Why we shouldn’t let insecurities affect our health

Why we shouldn’t let insecurities affect our health

Last week I went for my first check up *downstairs*. I’ll be honest, I’ve been dreading the check up for the past few weeks. I’ve been on at my friends and family about my apprehensions.  I’m too young to have a smear test, so I’ve never had a reason to be checked there before. I was sitting in the doctors waiting room noticing the crooked photographs on the wall, trying to distract my mind from the situation. The later the doctor was, the more I became increasingly nervous. Having waited fifteen minutes, I did feel as though I wanted to go to the reception desk and tell her that I had to be somewhere and just walk out. But I carried on flicking through the outdated magazines, “They’re always late, aren’t they?” the woman opposite me said in a hushed voice, so the receptionist wouldn’t here. I nodded in agreement.   

I worked in a doctors surgery for the past couple of months. I notice the level of insecurities patients have with doctors and their stubbornness in seeing one particular doctor.  Among the elderly, many patients will wait weeks to see a particular GP, they refuse to see anyone else no matter how poorly they are. But the reality is, when it comes to our health we can’t be picky. We can’t let our insecurities of a doctor seeing intimate parts, or having those difficult conversations, tamper our responsibility of seeking help in regard to our health.   
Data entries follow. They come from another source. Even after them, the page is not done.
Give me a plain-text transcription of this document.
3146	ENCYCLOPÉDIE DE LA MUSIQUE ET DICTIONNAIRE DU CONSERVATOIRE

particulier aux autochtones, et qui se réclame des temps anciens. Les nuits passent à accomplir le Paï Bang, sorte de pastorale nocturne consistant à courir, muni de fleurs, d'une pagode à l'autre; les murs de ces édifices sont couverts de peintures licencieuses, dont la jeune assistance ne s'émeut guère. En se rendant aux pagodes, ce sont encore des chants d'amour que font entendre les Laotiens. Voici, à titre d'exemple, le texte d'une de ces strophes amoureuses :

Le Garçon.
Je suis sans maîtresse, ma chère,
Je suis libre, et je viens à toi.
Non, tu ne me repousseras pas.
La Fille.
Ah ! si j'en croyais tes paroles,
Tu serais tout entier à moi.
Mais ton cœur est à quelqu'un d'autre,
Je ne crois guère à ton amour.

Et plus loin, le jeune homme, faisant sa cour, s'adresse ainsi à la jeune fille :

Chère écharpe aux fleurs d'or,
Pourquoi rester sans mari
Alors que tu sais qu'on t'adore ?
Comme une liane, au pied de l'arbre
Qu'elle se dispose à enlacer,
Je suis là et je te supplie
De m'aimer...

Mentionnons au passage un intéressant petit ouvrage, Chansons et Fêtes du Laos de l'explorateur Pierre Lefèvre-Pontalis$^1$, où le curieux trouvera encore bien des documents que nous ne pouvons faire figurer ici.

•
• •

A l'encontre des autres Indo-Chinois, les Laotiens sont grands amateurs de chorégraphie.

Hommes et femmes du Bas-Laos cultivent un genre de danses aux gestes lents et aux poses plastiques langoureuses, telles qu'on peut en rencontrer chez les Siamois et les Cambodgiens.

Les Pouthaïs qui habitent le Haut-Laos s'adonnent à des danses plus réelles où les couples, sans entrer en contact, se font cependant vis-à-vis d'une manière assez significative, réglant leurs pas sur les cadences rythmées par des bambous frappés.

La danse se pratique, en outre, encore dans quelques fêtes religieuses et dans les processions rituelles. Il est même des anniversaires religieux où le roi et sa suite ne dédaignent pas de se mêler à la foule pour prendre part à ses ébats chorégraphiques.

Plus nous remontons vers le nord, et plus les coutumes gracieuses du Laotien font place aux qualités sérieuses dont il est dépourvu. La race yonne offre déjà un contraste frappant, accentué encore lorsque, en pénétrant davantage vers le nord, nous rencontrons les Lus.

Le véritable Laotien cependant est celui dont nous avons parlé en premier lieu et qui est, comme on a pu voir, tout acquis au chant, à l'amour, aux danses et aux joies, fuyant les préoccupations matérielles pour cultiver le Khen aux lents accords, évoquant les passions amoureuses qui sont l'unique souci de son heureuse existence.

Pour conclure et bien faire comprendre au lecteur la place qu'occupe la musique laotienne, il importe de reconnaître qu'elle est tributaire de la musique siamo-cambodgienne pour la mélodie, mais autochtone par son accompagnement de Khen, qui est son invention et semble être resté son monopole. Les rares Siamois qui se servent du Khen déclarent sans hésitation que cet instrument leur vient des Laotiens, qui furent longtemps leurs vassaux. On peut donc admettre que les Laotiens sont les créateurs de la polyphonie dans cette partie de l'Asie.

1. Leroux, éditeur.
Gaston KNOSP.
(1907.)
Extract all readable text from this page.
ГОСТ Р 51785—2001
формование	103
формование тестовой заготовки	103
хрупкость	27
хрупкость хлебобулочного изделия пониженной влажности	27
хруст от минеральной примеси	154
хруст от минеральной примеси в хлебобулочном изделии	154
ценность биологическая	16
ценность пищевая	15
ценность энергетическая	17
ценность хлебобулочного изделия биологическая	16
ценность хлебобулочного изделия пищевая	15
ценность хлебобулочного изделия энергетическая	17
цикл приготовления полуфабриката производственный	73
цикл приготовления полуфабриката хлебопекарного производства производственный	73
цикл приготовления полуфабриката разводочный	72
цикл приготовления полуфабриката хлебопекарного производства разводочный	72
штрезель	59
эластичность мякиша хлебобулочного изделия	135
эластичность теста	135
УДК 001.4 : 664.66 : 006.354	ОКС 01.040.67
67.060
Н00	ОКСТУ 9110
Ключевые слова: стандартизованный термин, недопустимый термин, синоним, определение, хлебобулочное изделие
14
The doctor had to take a swab and although the experience was uncomfortable, it wasn’t as bad as I thought. When it comes to things like this, nobody will be able to reassure you or tell you how you will feel. It’s best to just go and do it. I’m so happy that I didn’t let my nervousness or insecurities take over my responsibility of looking after my health and my body.  I get the results on Monday and it probably will be nothing, but I would never forgive myself if it were to be something and that I did nothing about it. So ladies and gents, when a doctor asks you to pull your knickers down, drop the insecurities and your knickers. It’s your health that is at risk.